By PIYUSH
Tucked in the heart of picture-perfect Banff National Park, the 50-hectare Moraine Lake has been nicknamed the ‘Twenty Dollar View’ because it once featured on the back of Canadian bank notes.
The largest of London’s Royal Parks at 2,500 acres, Richmond Park brings glorious swathes of nature to the capital. An important National Nature Reserve, it’s home to some of the UK’s oldest trees, endangered fungi species and, most famously, deer.
Among the most breathtaking ski locations on Earth, the town of Whitefish, Montana is known for its impressive alpine scenery – which really bursts into life in winter.
Nothing says winter wonderland quite like these fairy-tale ice castles in Midway, Utah. Unlike most ice sculptures, which are carved from blocks, artists create the organic forms using hundreds of thousands of icicles, which are stuck onto scaffolds, covered in water and allowed to grow in different shapes.
Standing at 1,519 feet (463m) tall, the distinctive Kirkjufell mountain becomes even more dramatically gorgeous when covered in snow. Located on the north coast of Iceland’s Snæfellsnes peninsula, its cone-shaped peak is known as a nunatak.
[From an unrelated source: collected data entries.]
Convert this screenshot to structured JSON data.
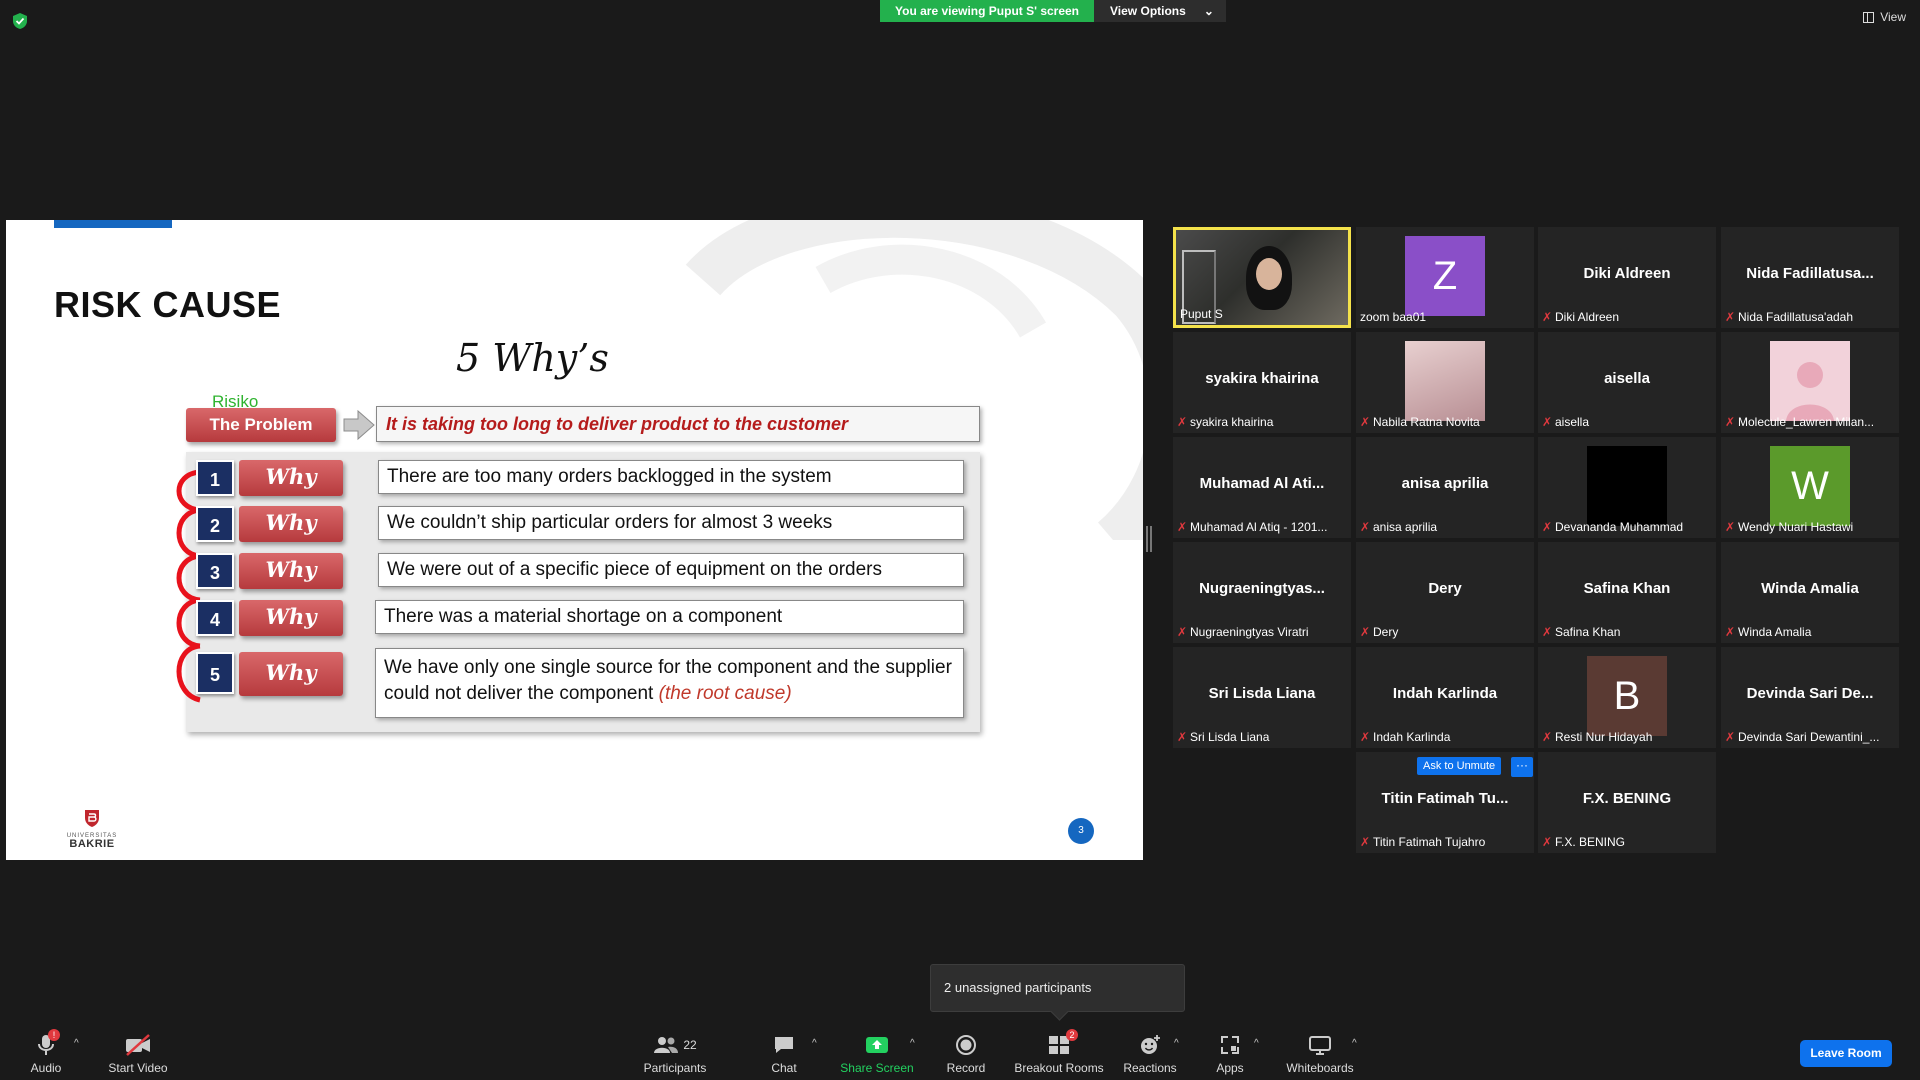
{
  "top": {
    "viewing_text": "You are viewing Puput S' screen",
    "view_options": "View Options",
    "view_label": "View"
  },
  "slide": {
    "title": "RISK CAUSE",
    "subtitle": "5 Why’s",
    "risiko": "Risiko",
    "problem_label": "The Problem",
    "problem_text": "It is taking too long to deliver product to the customer",
    "whys": [
      {
        "num": "1",
        "tag": "Why",
        "text": "There are too  many orders backlogged in the system"
      },
      {
        "num": "2",
        "tag": "Why",
        "text": "We couldn’t ship particular orders for almost 3 weeks"
      },
      {
        "num": "3",
        "tag": "Why",
        "text": "We were out of a specific piece of equipment on the orders"
      },
      {
        "num": "4",
        "tag": "Why",
        "text": "There was a material shortage on a component"
      },
      {
        "num": "5",
        "tag": "Why",
        "text": "We have only one single source for the component and the supplier could not deliver the component",
        "root": "(the root cause)"
      }
    ],
    "logo_small": "UNIVERSITAS",
    "logo_name": "BAKRIE",
    "page_number": "3"
  },
  "participants": [
    {
      "name": "",
      "footer": "Puput S",
      "muted": false
    },
    {
      "name": "",
      "footer": "zoom baa01",
      "muted": false,
      "avatar": "Z",
      "avatar_color": "#8a4fc8"
    },
    {
      "name": "Diki Aldreen",
      "footer": "Diki Aldreen",
      "muted": true
    },
    {
      "name": "Nida  Fadillatusa...",
      "footer": "Nida Fadillatusa'adah",
      "muted": true
    },
    {
      "name": "syakira khairina",
      "footer": "syakira khairina",
      "muted": true
    },
    {
      "name": "",
      "footer": "Nabila Ratna Novita",
      "muted": true,
      "avatar": "",
      "avatar_color": "#d9b8b8"
    },
    {
      "name": "aisella",
      "footer": "aisella",
      "muted": true
    },
    {
      "name": "",
      "footer": "Molecule_Lawren Milan...",
      "muted": true,
      "avatar": "",
      "avatar_color": "#f2d2da"
    },
    {
      "name": "Muhamad Al Ati...",
      "footer": "Muhamad Al Atiq - 1201...",
      "muted": true
    },
    {
      "name": "anisa aprilia",
      "footer": "anisa aprilia",
      "muted": true
    },
    {
      "name": "",
      "footer": "Devananda Muhammad",
      "muted": true,
      "avatar": "",
      "avatar_color": "#000000"
    },
    {
      "name": "",
      "footer": "Wendy Nuari Hastawi",
      "muted": true,
      "avatar": "W",
      "avatar_color": "#5b9a2b"
    },
    {
      "name": "Nugraeningtyas...",
      "footer": "Nugraeningtyas Viratri",
      "muted": true
    },
    {
      "name": "Dery",
      "footer": "Dery",
      "muted": true
    },
    {
      "name": "Safina Khan",
      "footer": "Safina Khan",
      "muted": true
    },
    {
      "name": "Winda Amalia",
      "footer": "Winda Amalia",
      "muted": true
    },
    {
      "name": "Sri Lisda Liana",
      "footer": "Sri Lisda Liana",
      "muted": true
    },
    {
      "name": "Indah Karlinda",
      "footer": "Indah Karlinda",
      "muted": true
    },
    {
      "name": "",
      "footer": "Resti Nur Hidayah",
      "muted": true,
      "avatar": "B",
      "avatar_color": "#5a3a33"
    },
    {
      "name": "Devinda  Sari  De...",
      "footer": "Devinda Sari Dewantini_...",
      "muted": true
    },
    {
      "name": "Titin Fatimah Tu...",
      "footer": "Titin Fatimah Tujahro",
      "muted": true
    },
    {
      "name": "F.X. BENING",
      "footer": "F.X. BENING",
      "muted": true
    }
  ],
  "ask_unmute": "Ask to Unmute",
  "more": "···",
  "tooltip": "2 unassigned participants",
  "toolbar": {
    "audio": "Audio",
    "audio_badge": "!",
    "video": "Start Video",
    "participants": "Participants",
    "participants_count": "22",
    "chat": "Chat",
    "share": "Share Screen",
    "record": "Record",
    "breakout": "Breakout Rooms",
    "breakout_badge": "2",
    "reactions": "Reactions",
    "apps": "Apps",
    "whiteboards": "Whiteboards",
    "leave": "Leave Room"
  }
}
Banff glistens with picture-perfect lakes and Bow Lake is one of the prettiest. Dusted with a light sprinkling of snow and hugged by low-lying clouds in this ethereal shot, the lake – located on the Bow River in western Alberta – is the epitome of winter beauty.
Shrouded in mist and dusted with powdery snow, the majestic Baroque church that crowns Lake Bled’s waters is beautifully illuminated by a shaft of sunlight in this crisp wintery shot, with the Julian Alps providing a dramatic backdrop.
Covered with a thick layer of snow and shimmering with pockets of golden light, the village of Gokayama – a UNESCO World Heritage Site in Japan’s Shogawa River Valley – looks every bit the cosy alpine scene here.
In rural Wyoming and just south of Yellowstone, the 310,000-acre Grand Teton National Park becomes a model of alpine beauty in winter.